Again we can run the circuits, and look at the calibration matrix, $M$.

In [25]:

```
backend = qiskit.Aer.get_backend('qasm_simulator')
job = qiskit.execute(meas_calibs, backend=backend, shots=1000, noise_model=noise_model)
cal_results = job.result()
meas_fitter = CompleteMeasFitter(cal_results, state_labels, circlabel='mcal')
print(meas_fitter.cal_matrix)
```

This time we find a more interesting matrix, and one that is not invertible. Let's see how well we can mitigate for this noise.

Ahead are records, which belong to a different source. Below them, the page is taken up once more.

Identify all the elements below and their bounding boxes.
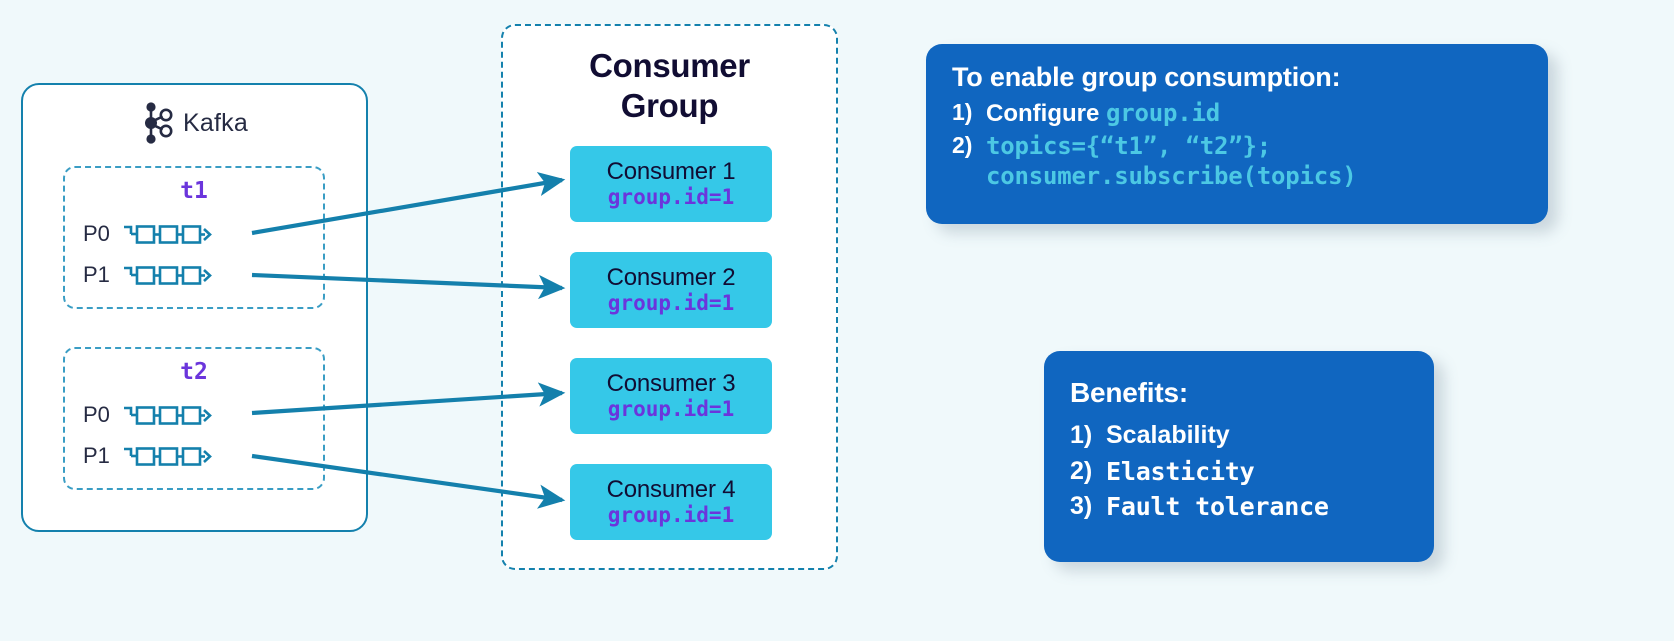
- partition-label: P1: [83, 262, 110, 287]
- consumer-box-4[interactable]: Consumer 4 group.id=1: [570, 464, 772, 540]
- list-content: topics={“t1”, “t2”}; consumer.subscribe(…: [986, 131, 1522, 192]
- enable-group-consumption-card: To enable group consumption: 1) Configur…: [926, 44, 1548, 224]
- consumer-group-title-line-2: Group: [620, 87, 719, 125]
- list-marker: 2): [952, 131, 973, 158]
- list-marker: 1): [952, 98, 973, 125]
- list-marker: 1): [1070, 421, 1093, 450]
- partition-log-icon: [122, 219, 214, 249]
- list-text-scalability: Scalability: [1106, 421, 1230, 450]
- consumer-box-1[interactable]: Consumer 1 group.id=1: [570, 146, 772, 222]
- benefits-card: Benefits: 1) Scalability 2) Elasticity 3…: [1044, 351, 1434, 562]
- topic-box-t1: t1 P0: [63, 166, 325, 309]
- list-text-fault-tolerance: Fault tolerance: [1106, 492, 1329, 522]
- partition-label: P1: [83, 443, 110, 468]
- kafka-broker-panel: Kafka t1 P0: [21, 83, 368, 532]
- consumer-group-id: group.id=1: [607, 184, 735, 209]
- consumer-name: Consumer 3: [606, 369, 736, 397]
- consumer-name: Consumer 4: [606, 475, 736, 503]
- card-heading: To enable group consumption:: [952, 62, 1341, 92]
- consumer-group-id: group.id=1: [607, 290, 735, 315]
- topic-box-t2: t2 P0: [63, 347, 325, 490]
- consumer-group-id: group.id=1: [607, 502, 735, 527]
- list-text-elasticity: Elasticity: [1106, 456, 1255, 486]
- partition-log-icon: [122, 260, 214, 290]
- topic-label-t2: t2: [180, 359, 208, 385]
- consumer-name: Consumer 2: [606, 263, 736, 291]
- list-code-topics: topics={“t1”, “t2”};: [986, 131, 1271, 160]
- partition-row-t2-p0: P0: [83, 400, 214, 430]
- card-list-item: 1) Scalability: [1070, 418, 1408, 454]
- partition-row-t2-p1: P1: [83, 441, 214, 471]
- list-content: Configure group.id: [986, 98, 1522, 130]
- card-list-item: 1) Configure group.id: [952, 98, 1522, 130]
- consumer-name: Consumer 1: [606, 157, 736, 185]
- consumer-box-3[interactable]: Consumer 3 group.id=1: [570, 358, 772, 434]
- partition-label: P0: [83, 402, 110, 427]
- consumer-group-id: group.id=1: [607, 396, 735, 421]
- consumer-group-title: Consumer Group: [503, 46, 836, 127]
- partition-log-icon: [122, 400, 214, 430]
- partition-row-t1-p1: P1: [83, 260, 214, 290]
- consumer-group-title-line-1: Consumer: [589, 47, 750, 84]
- kafka-brand: Kafka: [23, 100, 366, 146]
- partition-row-t1-p0: P0: [83, 219, 214, 249]
- list-marker: 2): [1070, 456, 1093, 485]
- partition-log-icon: [122, 441, 214, 471]
- consumer-box-2[interactable]: Consumer 2 group.id=1: [570, 252, 772, 328]
- list-code-subscribe: consumer.subscribe(topics): [986, 162, 1357, 191]
- list-text-configure: Configure: [986, 99, 1106, 127]
- list-code-groupid: group.id: [1106, 98, 1220, 127]
- kafka-wordmark: Kafka: [183, 108, 248, 137]
- card-list-item: 3) Fault tolerance: [1070, 489, 1408, 525]
- consumer-group-panel: Consumer Group Consumer 1 group.id=1 Con…: [501, 24, 838, 570]
- topic-label-t1: t1: [180, 178, 208, 204]
- card-heading: Benefits:: [1070, 377, 1188, 408]
- card-list-item: 2) Elasticity: [1070, 454, 1408, 490]
- kafka-logo-icon: [141, 100, 175, 146]
- card-list-item: 2) topics={“t1”, “t2”}; consumer.subscri…: [952, 131, 1522, 192]
- list-marker: 3): [1070, 492, 1093, 521]
- partition-label: P0: [83, 221, 110, 246]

Again, let's use the Bell state $(\left|00\right\rangle+\left|11\right\rangle)/\sqrt{2}$ for our test.

In [26]:

```
qc = QuantumCircuit(2,2)
qc.h(0)
qc.cx(0,1)
qc.measure(qc.qregs[0],qc.cregs[0])
results = qiskit.execute(qc, backend=backend, shots=10000, noise_model=noise_model).result()
noisy_counts = results.get_counts()
print(noisy_counts)
```

In Qiskit we mitigate for the noise by creating a measurement filter object. Then, taking the results from above, we use this to calulate a mitigated set of counts. Qiskit returns this as a dictionary, so that the user doesn't need to use vectors themselves to get the result.

In [27]:

```
# Get the filter object
meas_filter = meas_fitter.filter
# Results with mitigation
mitigated_results = meas_filter.apply(results)
mitigated_counts = mitigated_results.get_counts(0)
```

To see the results most clearly, let's plot both the noisy and mitigated results.

In [28]:

```
from qiskit.tools.visualization import *
plot_histogram([noisy_counts, mitigated_counts], legend=['noisy', 'mitigated'])
```

Out[28]:

Here we have taken results for which almost $20\%$ of samples are in the wrong state, and turned it into an exact representation of what the true results should be. However, this example does have just two qubits with a simple noise model. For more qubits, and more complex noise models or data from real devices, the mitigation will have more of a challenge. Perhaps you might find methods that are better than those Qiskit uses!